De acordo com o Ministério da Saúde, o objetivo é que os
profissionais reforcem o atendimento ao coronavírus na atenção primária.
Dos 30 selecionados para Natal, 4 sequer apresentaram os
documentos para validação até a manhã de quinta, enviando-os para o e-mail
[email protected]. De acordo com o município,será publicada uma 2ª chamada
para preenchimento de vagas no site da Secretaria de Saúde (aqui).

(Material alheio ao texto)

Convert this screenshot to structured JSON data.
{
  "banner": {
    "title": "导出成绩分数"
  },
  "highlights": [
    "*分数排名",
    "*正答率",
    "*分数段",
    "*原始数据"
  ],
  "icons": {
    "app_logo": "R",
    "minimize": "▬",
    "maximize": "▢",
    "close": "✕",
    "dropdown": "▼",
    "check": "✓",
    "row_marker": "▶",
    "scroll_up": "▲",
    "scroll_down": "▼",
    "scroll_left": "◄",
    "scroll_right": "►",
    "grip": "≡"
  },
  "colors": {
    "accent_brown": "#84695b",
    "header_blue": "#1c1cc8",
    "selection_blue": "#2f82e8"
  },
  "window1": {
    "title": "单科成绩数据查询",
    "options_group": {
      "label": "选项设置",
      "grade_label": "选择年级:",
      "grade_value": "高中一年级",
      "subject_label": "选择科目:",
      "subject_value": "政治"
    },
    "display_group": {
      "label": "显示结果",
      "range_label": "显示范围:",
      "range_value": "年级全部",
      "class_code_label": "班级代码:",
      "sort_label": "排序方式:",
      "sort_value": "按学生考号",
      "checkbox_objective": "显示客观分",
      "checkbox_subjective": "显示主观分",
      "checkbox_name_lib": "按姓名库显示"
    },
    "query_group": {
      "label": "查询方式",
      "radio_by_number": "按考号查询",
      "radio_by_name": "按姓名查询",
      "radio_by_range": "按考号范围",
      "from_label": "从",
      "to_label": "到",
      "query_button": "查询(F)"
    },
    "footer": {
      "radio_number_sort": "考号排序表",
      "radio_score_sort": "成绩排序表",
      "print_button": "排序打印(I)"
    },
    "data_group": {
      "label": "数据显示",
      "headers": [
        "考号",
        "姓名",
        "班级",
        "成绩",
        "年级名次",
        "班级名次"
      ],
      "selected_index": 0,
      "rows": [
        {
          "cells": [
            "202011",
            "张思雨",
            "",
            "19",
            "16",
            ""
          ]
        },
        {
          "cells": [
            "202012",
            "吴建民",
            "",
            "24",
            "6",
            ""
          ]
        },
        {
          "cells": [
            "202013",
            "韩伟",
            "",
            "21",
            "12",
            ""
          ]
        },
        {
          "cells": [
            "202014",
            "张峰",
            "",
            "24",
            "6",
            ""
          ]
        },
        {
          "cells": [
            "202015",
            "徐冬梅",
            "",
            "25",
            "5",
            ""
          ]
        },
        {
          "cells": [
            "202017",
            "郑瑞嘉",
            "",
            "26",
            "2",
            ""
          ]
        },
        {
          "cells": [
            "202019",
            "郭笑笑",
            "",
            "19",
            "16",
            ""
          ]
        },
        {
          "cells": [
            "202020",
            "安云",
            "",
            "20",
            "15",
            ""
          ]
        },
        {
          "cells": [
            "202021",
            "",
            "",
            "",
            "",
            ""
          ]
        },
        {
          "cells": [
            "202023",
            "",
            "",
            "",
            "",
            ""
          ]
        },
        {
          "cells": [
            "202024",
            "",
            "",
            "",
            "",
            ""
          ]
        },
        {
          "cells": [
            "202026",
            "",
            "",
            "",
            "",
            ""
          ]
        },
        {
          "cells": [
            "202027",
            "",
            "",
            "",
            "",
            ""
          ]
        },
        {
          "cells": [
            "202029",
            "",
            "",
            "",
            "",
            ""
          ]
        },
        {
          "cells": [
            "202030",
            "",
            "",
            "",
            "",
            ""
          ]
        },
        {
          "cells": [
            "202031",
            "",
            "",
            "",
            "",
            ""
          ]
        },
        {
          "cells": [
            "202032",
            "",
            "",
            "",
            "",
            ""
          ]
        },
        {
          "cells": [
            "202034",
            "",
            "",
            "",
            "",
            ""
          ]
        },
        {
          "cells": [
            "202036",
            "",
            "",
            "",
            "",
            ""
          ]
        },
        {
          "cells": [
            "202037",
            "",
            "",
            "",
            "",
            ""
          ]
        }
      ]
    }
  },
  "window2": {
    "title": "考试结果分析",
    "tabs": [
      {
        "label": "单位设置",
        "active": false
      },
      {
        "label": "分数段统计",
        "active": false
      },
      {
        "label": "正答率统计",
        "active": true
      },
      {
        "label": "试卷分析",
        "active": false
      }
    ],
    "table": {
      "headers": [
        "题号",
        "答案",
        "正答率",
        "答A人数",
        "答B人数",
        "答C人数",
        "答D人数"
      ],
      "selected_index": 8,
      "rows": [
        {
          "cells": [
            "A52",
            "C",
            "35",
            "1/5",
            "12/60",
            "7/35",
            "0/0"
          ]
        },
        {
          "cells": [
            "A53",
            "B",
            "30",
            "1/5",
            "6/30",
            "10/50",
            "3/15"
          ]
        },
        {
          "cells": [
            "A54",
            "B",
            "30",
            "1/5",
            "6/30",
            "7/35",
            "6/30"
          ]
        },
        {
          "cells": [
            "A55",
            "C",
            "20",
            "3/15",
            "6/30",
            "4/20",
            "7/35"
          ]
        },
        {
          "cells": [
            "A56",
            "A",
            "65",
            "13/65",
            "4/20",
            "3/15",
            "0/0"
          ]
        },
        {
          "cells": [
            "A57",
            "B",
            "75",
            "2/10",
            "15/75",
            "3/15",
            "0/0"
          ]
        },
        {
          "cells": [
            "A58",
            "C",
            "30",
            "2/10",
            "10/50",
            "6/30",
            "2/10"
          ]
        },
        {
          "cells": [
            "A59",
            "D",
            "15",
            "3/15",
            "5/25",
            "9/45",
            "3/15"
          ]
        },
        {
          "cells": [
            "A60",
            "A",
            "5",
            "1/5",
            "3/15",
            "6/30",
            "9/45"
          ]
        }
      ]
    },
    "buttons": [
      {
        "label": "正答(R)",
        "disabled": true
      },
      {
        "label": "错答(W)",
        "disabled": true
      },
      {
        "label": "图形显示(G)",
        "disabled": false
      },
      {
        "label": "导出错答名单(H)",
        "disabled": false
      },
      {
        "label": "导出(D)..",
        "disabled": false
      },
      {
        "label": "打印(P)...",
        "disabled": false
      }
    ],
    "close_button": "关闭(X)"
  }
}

O médico Tallys Ranier Dantas, de 31 anos, foi lotado na
Unidade de Saúde da Família do bairro das Quintas, Zona Oeste da cidade, e já
está exercendo suas atividades na unidade. “Eu acho o Programa Mais Médicos um
programa bem estruturado. Porque além de prestar assistência às unidades de
saúde mais remotas, ele leva o acesso para aquelas pessoas que antes não
contavam com médicos em suas unidades, como as mais distantes dos centros”,
afirmou.
As inscrições para o programa foram abertas em março, após a publicação do Edital 05/2020 pelo Ministério da Saúde. Ao todo, 106 vagas foram disponibilizadas para o Rio Grande do Norte. O resultado saiu no último dia 10 e, desde o dia 15, os profissionais podem assumir os postos, em todo o país.